Produced by George Clooney, Grant Heslov,
Joel Silver, Teddy Schwarzman
Written by Joel Coen, Ethan Coen,
George Clooney, Grant Heslov
Directed by George Clooney
Starring Matt Damon, Julianne Moore,
Noah Jupe, Oscar Isaac
Stop me if you’ve heard this one before, but apparently there’s more to suburbia than meets the eye (and it’s not always the wholesome Norman Rockwell painting it’s cracked up to be)!
That’s right, folks: in his sixth feature behind the lens as director, George Clooney bravely digs beneath the surface of manicured suburban perfection to reveal the seething racism and venality at the heart of the American dream…
…and if the preceding sentence happens to conflict with your rightward political leanings, then it’s probably safe to say Suburbicon‘s not the movie for you.
But liberals will likely find themselves rankled as well by the Cloon’s depiction of the targets of racism in this ’50s pre-fab fantasia: a solitary black family bravely enduring the bigotry of a Klan-robe-white community who register more as symbols of “Civil Rights” than fully developed flesh and blood human beings in their own right. Not only that, but in a particularly tone-deaf directorial decision, the African American man of the house (Leith Burke) is literally given no voice or personal history in his scant time onscreen. He’s basically just there to weather oppression and wearily pull down a Confederate flag left by vandals on his property.
Yet what’s truly inexplicable about Clooney’s off-key agitprop is the fact that none of it ultimately has any bearing on Suburbicon‘s central suspense plot about nefarious Caucasians scheming to swindle and murder each other.
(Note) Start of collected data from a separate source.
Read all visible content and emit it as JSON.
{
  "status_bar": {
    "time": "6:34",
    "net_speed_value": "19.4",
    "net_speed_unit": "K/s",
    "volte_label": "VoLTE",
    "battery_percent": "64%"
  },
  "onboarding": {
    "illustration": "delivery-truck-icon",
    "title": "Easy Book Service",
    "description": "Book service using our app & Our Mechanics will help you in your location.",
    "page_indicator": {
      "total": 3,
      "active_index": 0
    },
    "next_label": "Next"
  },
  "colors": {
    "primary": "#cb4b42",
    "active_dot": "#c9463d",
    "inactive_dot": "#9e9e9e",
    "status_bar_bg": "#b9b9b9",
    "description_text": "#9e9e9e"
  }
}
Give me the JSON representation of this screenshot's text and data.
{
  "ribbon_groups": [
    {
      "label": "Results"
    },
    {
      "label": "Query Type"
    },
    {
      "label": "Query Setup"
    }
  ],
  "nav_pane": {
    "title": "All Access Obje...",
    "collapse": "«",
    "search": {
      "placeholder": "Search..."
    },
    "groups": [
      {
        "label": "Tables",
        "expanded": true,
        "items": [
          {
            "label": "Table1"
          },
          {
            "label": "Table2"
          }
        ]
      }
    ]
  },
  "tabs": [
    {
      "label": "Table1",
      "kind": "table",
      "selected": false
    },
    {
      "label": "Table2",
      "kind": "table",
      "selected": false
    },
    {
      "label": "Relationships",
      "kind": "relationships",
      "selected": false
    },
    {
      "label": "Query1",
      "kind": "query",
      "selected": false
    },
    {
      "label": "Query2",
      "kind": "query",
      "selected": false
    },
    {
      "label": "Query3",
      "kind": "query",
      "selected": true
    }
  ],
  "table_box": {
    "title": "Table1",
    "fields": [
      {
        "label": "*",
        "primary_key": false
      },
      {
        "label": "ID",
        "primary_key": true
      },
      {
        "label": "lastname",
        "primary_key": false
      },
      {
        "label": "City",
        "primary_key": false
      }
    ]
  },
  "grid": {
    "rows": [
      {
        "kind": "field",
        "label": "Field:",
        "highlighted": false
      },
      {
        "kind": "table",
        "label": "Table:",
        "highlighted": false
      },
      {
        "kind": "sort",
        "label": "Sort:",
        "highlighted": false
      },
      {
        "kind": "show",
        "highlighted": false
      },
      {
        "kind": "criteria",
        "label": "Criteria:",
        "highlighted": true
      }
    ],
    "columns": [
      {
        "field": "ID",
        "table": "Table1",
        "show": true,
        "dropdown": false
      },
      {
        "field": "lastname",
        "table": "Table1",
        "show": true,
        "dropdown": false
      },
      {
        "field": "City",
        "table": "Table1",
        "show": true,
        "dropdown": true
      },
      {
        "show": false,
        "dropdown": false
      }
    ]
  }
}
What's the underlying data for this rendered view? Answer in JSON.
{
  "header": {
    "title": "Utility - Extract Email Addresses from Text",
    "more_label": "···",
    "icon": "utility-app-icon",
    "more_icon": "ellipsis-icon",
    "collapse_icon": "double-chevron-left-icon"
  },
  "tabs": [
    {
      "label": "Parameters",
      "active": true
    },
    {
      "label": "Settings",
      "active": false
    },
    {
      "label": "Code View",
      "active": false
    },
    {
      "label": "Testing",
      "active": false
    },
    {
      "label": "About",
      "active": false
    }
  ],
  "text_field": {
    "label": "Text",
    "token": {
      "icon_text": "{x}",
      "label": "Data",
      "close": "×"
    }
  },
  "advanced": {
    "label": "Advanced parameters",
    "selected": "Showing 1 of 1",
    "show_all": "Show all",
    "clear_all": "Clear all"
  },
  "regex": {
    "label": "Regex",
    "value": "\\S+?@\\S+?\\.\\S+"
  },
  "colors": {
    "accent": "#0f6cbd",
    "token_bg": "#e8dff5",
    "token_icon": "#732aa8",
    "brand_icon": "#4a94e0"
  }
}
Indeed, the script, which plays like a tribute to the tropes of the Coen Brothers oeuvre (screaming fat men, off-kilter dialogue, comical spasms of murder and mayhem, etc.) was actually written by Joel and Ethan Coen with an assist from Clooney and his frequent collaborator, Grant Heslov — and let’s just say it’s pretty easy to guess who contributed the heavy-handed integration subplot (loosely based on the 1957 documentary Crisis in Levittown) and who concocted the central caper about a William H. Macy-esque weasel (Matt Damon in character actor mode, clearly enjoying the break from his square-jaw leading man day job) way out of his depth in the midst of a criminal caper gone badly awry.
To say more about the plot’s twisty schemes and double crosses would be to spoil the fun of this flawed yet highly watchable B-movie, which capably delivers a decent series of fast-paced set pieces and enjoyable turns from a top-notch cast (including Julianne Moore and a scene-stealing Oscar Isaac) basically playing live-action cartoons in a kitschy faux-noir theme park.
Only Noah Jupe (as the soulful, moon-eyed son of Damon’s shady corporate swindler) comes across as a fully-dimensional human being, grounding the story with a crucial dose of relatable humanity as he struggles to survive all the madness swirling around him in a heartfelt performance suggesting what a better, more focused version of Suburbicon might have been.